Votre demande s'accorde avec la description donnée par la CNP pour les enseignants/enseignantes au niveau collégial et dans les écoles de formation professionnelle (CNP 4131.0). Cependant, il n'y a pas actuellement de demande pour cette profession au Canada.

Sociologue

[8]                 Ni la demanderesse ni le défendeur n'affirment que les lignes directrices de la CNP doivent être complètement ou parfaitement observées avant qu'un visa d'immigrant ne soit délivré. Cependant, comme le fait observer le défendeur, la demanderesse devait prouver qu'elle exerçait les fonctions principales et essentielles (déterminées par l'agente des visas) pour que l'agente des visas constate que les conditions avaient été remplies. Le défendeur cite le jugement Farooqui c. Canada (MCI) IMM-4244-98 (C.F. 1re inst.), où le juge Dawson écrivait :

... l'agent des visas avait le droit d'accorder plus d'importance à certaines fonctions contenues dans la CNP et de conclure, suivant une interprétation équitable et large de la description de la profession, qu'une personne ayant de l'expérience dans l'entretien, l'installation et la mise en service d'équipements et dans la supervision d'employés, y compris des ingénieurs et des techniciens, n'a pas d'expérience dans la profession d'ingénieur électricien et électronicien.


[9]                 Dans le cas présent, en ce qui a trait à la catégorie « sociologue » de la CNP, l'agente des visas ne pensait pas que la demanderesse avait exercé les fonctions principales de la profession, décrites dans la CNP. Selon l'affidavit du défendeur, la demanderesse n'a pu prouver que son travail correspondait à la profession de sociologue, abstraction faite de l'enseignement. Les fonctions énumérées par la demanderesse dans son affidavit se rapportent toutes à son rôle de professeur.

[10]            La demanderesse fait observer que la description donnée par la CNP mentionne entre autres que les sociologues « peuvent enseigner la sociologie à des niveaux avancés d'instruction » , et elle dit que l'agente des visas a fait une erreur en refusant la demande sans reconnaître que les tâches de collecte des données, etc., ne représentent qu'une partie des tâches comprises dans la CNP. Il m'est impossible malheureusement de dire que l'agente des visas a rendu une décision déraisonnable en affirmant que les fonctions décrites par la demanderesse ne répondaient pas aux conditions prévues pour la profession de sociologue. La CNP reconnaît que les activités d'un sociologue peuvent comprendre l'enseignement (c'est le cas pour la demanderesse), mais elles vont manifestement au-delà du simple enseignement de la sociologie; elles comprennent en particulier des résultats pratiques ou analytiques, encore que la CNP, à juste titre, n'en dise pas davantage sur la nature précise de ces résultats.

Travailleuse sociale


[11]            La profession de sociologue était indiquée comme la profession prévue de la demanderesse au Canada, mais l'agente des visas a également fait une évaluation complète selon la catégorie « travailleuse sociale » de la CNP, en se fondant sur les antécédents de la demanderesse. La lettre de la Société coopérative d'assistance sociale n'indique pas clairement quelles étaient les fonctions de la demanderesse, de telle sorte qu'il était impossible de savoir si la demanderesse avait l'expérience requise pour obtenir des points au titre de l'expérience et de la profession d'après cette catégorie de la CNP.
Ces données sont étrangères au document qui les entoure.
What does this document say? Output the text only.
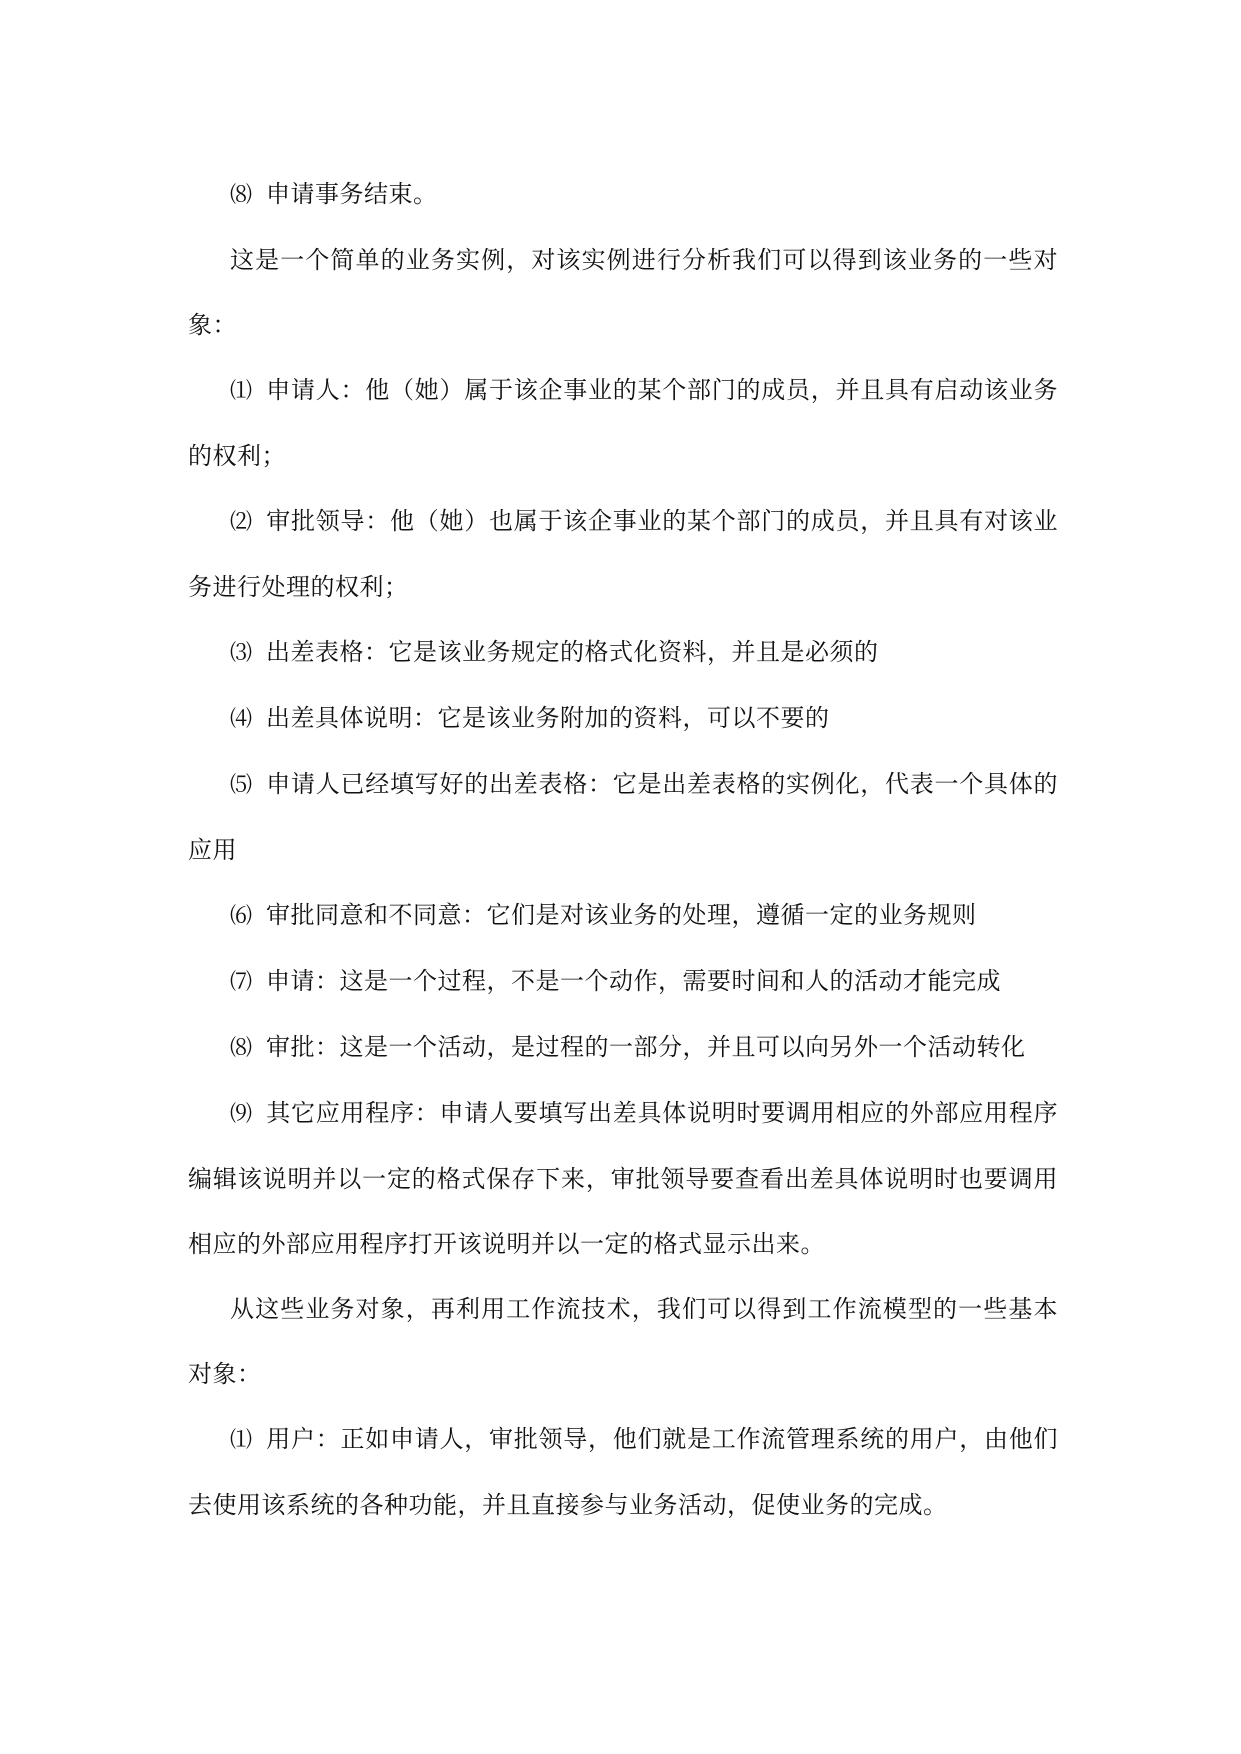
⑻ 申请事务结束。

这是一个简单的业务实例，对该实例进行分析我们可以得到该业务的一些对象：

⑴ 申请人：他（她）属于该企事业的某个部门的成员，并且具有启动该业务的权利；

⑵ 审批领导：他（她）也属于该企事业的某个部门的成员，并且具有对该业务进行处理的权利；

⑶ 出差表格：它是该业务规定的格式化资料，并且是必须的

⑷ 出差具体说明：它是该业务附加的资料，可以不要的

⑸ 申请人已经填写好的出差表格：它是出差表格的实例化，代表一个具体的应用

⑹ 审批同意和不同意：它们是对该业务的处理，遵循一定的业务规则

⑺ 申请：这是一个过程，不是一个动作，需要时间和人的活动才能完成

⑻ 审批：这是一个活动，是过程的一部分，并且可以向另外一个活动转化

⑼ 其它应用程序：申请人要填写出差具体说明时要调用相应的外部应用程序编辑该说明并以一定的格式保存下来，审批领导要查看出差具体说明时也要调用相应的外部应用程序打开该说明并以一定的格式显示出来。

从这些业务对象，再利用工作流技术，我们可以得到工作流模型的一些基本对象：

⑴ 用户：正如申请人，审批领导，他们就是工作流管理系统的用户，由他们去使用该系统的各种功能，并且直接参与业务活动，促使业务的完成。
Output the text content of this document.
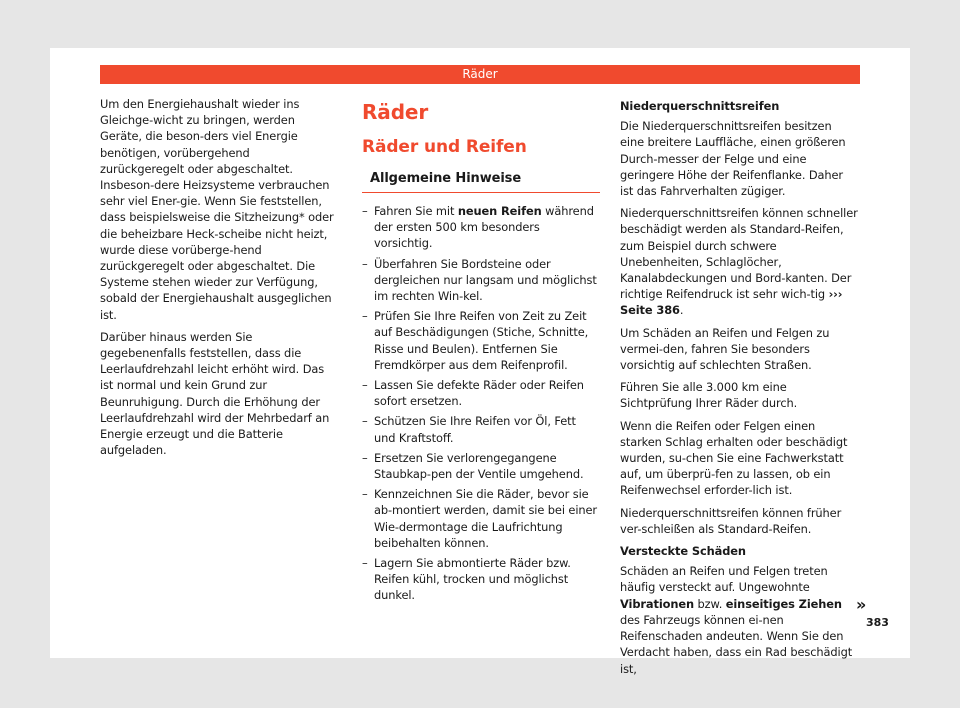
Räder

Um den Energiehaushalt wieder ins Gleichge-wicht zu bringen, werden Geräte, die beson-ders viel Energie benötigen, vorübergehend zurückgeregelt oder abgeschaltet. Insbeson-dere Heizsysteme verbrauchen sehr viel Ener-gie. Wenn Sie feststellen, dass beispielsweise die Sitzheizung* oder die beheizbare Heck-scheibe nicht heizt, wurde diese vorüberge-hend zurückgeregelt oder abgeschaltet. Die Systeme stehen wieder zur Verfügung, sobald der Energiehaushalt ausgeglichen ist.

Darüber hinaus werden Sie gegebenenfalls feststellen, dass die Leerlaufdrehzahl leicht erhöht wird. Das ist normal und kein Grund zur Beunruhigung. Durch die Erhöhung der Leerlaufdrehzahl wird der Mehrbedarf an Energie erzeugt und die Batterie aufgeladen.

Räder
Räder und Reifen
Allgemeine Hinweise
– Fahren Sie mit neuen Reifen während der ersten 500 km besonders vorsichtig.
– Überfahren Sie Bordsteine oder dergleichen nur langsam und möglichst im rechten Win-kel.
– Prüfen Sie Ihre Reifen von Zeit zu Zeit auf Beschädigungen (Stiche, Schnitte, Risse und Beulen). Entfernen Sie Fremdkörper aus dem Reifenprofil.
– Lassen Sie defekte Räder oder Reifen sofort ersetzen.
– Schützen Sie Ihre Reifen vor Öl, Fett und Kraftstoff.
– Ersetzen Sie verlorengegangene Staubkap-pen der Ventile umgehend.
– Kennzeichnen Sie die Räder, bevor sie ab-montiert werden, damit sie bei einer Wie-dermontage die Laufrichtung beibehalten können.
– Lagern Sie abmontierte Räder bzw. Reifen kühl, trocken und möglichst dunkel.

Niederquerschnittsreifen

Die Niederquerschnittsreifen besitzen eine breitere Lauffläche, einen größeren Durch-messer der Felge und eine geringere Höhe der Reifenflanke. Daher ist das Fahrverhalten zügiger.

Niederquerschnittsreifen können schneller beschädigt werden als Standard-Reifen, zum Beispiel durch schwere Unebenheiten, Schlaglöcher, Kanalabdeckungen und Bord-kanten. Der richtige Reifendruck ist sehr wich-tig ››› Seite 386.

Um Schäden an Reifen und Felgen zu vermei-den, fahren Sie besonders vorsichtig auf schlechten Straßen.

Führen Sie alle 3.000 km eine Sichtprüfung Ihrer Räder durch.

Wenn die Reifen oder Felgen einen starken Schlag erhalten oder beschädigt wurden, su-chen Sie eine Fachwerkstatt auf, um überprü-fen zu lassen, ob ein Reifenwechsel erforder-lich ist.

Niederquerschnittsreifen können früher ver-schleißen als Standard-Reifen.

Versteckte Schäden

Schäden an Reifen und Felgen treten häufig versteckt auf. Ungewohnte Vibrationen bzw. einseitiges Ziehen des Fahrzeugs können ei-nen Reifenschaden andeuten. Wenn Sie den Verdacht haben, dass ein Rad beschädigt ist,

»
383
[12]            Aspect plus important, la CNP mentionne clairement que dans la plupart des provinces un diplôme en travail social est exigé, et elle ajoute qu'un stage d'expérience pratique sous surveillance est habituellement exigé dans toutes les provinces. Si l'on se réfère à la notice biographique de la demanderesse, il est clair que tous ses diplômes sont des diplômes de sociologie. Pour justifier le rejet de la demande de visa en raison de l'absence d'un diplôme en travail social, le défendeur cite les propos du juge Sharlow dans l'affaire Karanthos c. Canada (M.C.I.) (IMM-5011-98, C.F. 1re inst.) :

Quand la CNP indique qu'un niveau de scolarité EST HABITUELLEMENT EXIGÉ, cela signifie que le requérant DOIT SATISFAIRE à cette exigence, à moins qu'il n'existe des facteurs importants et substantiels qui, de l'avis de l'agent des visas, font en sorte que le requérant surmontera probablement une telle exigence. [majuscules dans le texte]
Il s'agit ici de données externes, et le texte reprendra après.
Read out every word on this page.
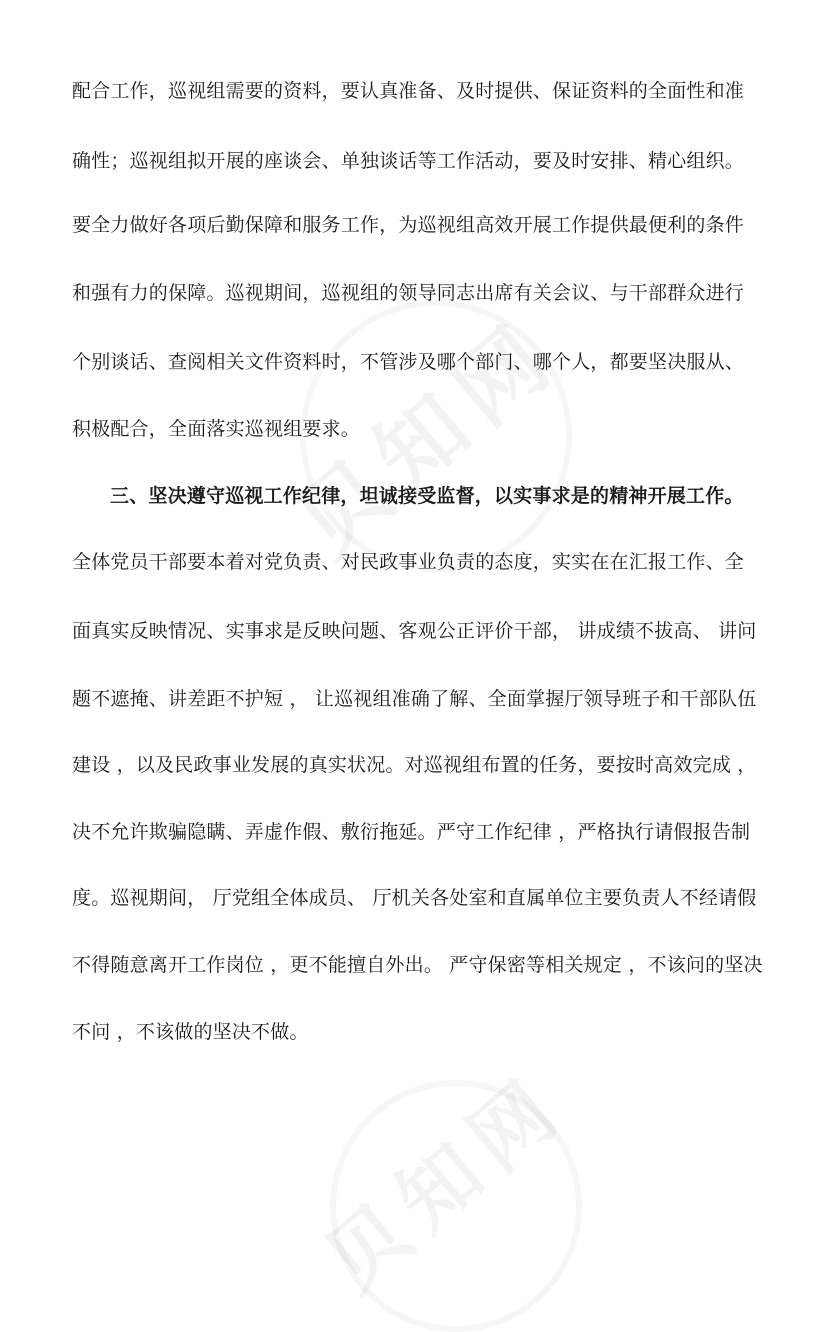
配合工作，巡视组需要的资料，要认真准备、及时提供、保证资料的全面性和准
确性；巡视组拟开展的座谈会、单独谈话等工作活动，要及时安排、精心组织。
要全力做好各项后勤保障和服务工作，为巡视组高效开展工作提供最便利的条件
和强有力的保障。巡视期间，巡视组的领导同志出席有关会议、与干部群众进行
个别谈话、查阅相关文件资料时，不管涉及哪个部门、哪个人，都要坚决服从、
积极配合，全面落实巡视组要求。
三、坚决遵守巡视工作纪律，坦诚接受监督，以实事求是的精神开展工作。
全体党员干部要本着对党负责、对民政事业负责的态度，实实在在汇报工作、全
面真实反映情况、实事求是反映问题、客观公正评价干部， 讲成绩不拔高、 讲问
题不遮掩、讲差距不护短 ， 让巡视组准确了解、全面掌握厅领导班子和干部队伍
建设 ，以及民政事业发展的真实状况。对巡视组布置的任务，要按时高效完成 ，
决不允许欺骗隐瞒、弄虚作假、敷衍拖延。严守工作纪律 ，严格执行请假报告制
度。巡视期间， 厅党组全体成员、 厅机关各处室和直属单位主要负责人不经请假
不得随意离开工作岗位 ，更不能擅自外出。 严守保密等相关规定 ，不该问的坚决
不问 ，不该做的坚决不做。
[13]            Il n'était pas déraisonnable de la part de l'agente des visas d'attribuer zéro point pour ces deux facteurs essentiels, la scolarité et la formation, eu égard à son évaluation des tâches et responsabilités réelles de la demanderesse. Ayant fait cette évaluation raisonnable, l'agente des visas ne pouvait faire droit à la demande de visa, eu égard à l'article 11 du Règlement sur l'immigration de 1978, puisque la demanderesse ne remplissait pas les conditions fixées pour une exception.

[14]            L'agente des visas n'a pas agi d'une manière déraisonnable en concluant que la demanderesse n'avait pas démontré qu'elle était dans la pratique une sociologue, plutôt qu'un professeur de sociologie. Elle ne répondait donc pas aux conditions d'expérience prévues par la CNP et elle n'était donc pas admissible à un visa d'immigrant. La demanderesse n'avait pas non plus les diplômes requis pour exercer les fonctions de travailleuse sociale au Canada, diplômes qui étaient une exigence explicite de la CNP pour les travailleurs sociaux. Elle était donc encore une fois non admissible à un visa d'immigrant, compte tenu de la décision raisonnable de l'agente des visas selon laquelle elle n'avait pas l'expérience requise.    

[15]            En conséquence, cette demande de contrôle judiciaire est rejetée.

                                                                                                                                              « P. Rouleau »            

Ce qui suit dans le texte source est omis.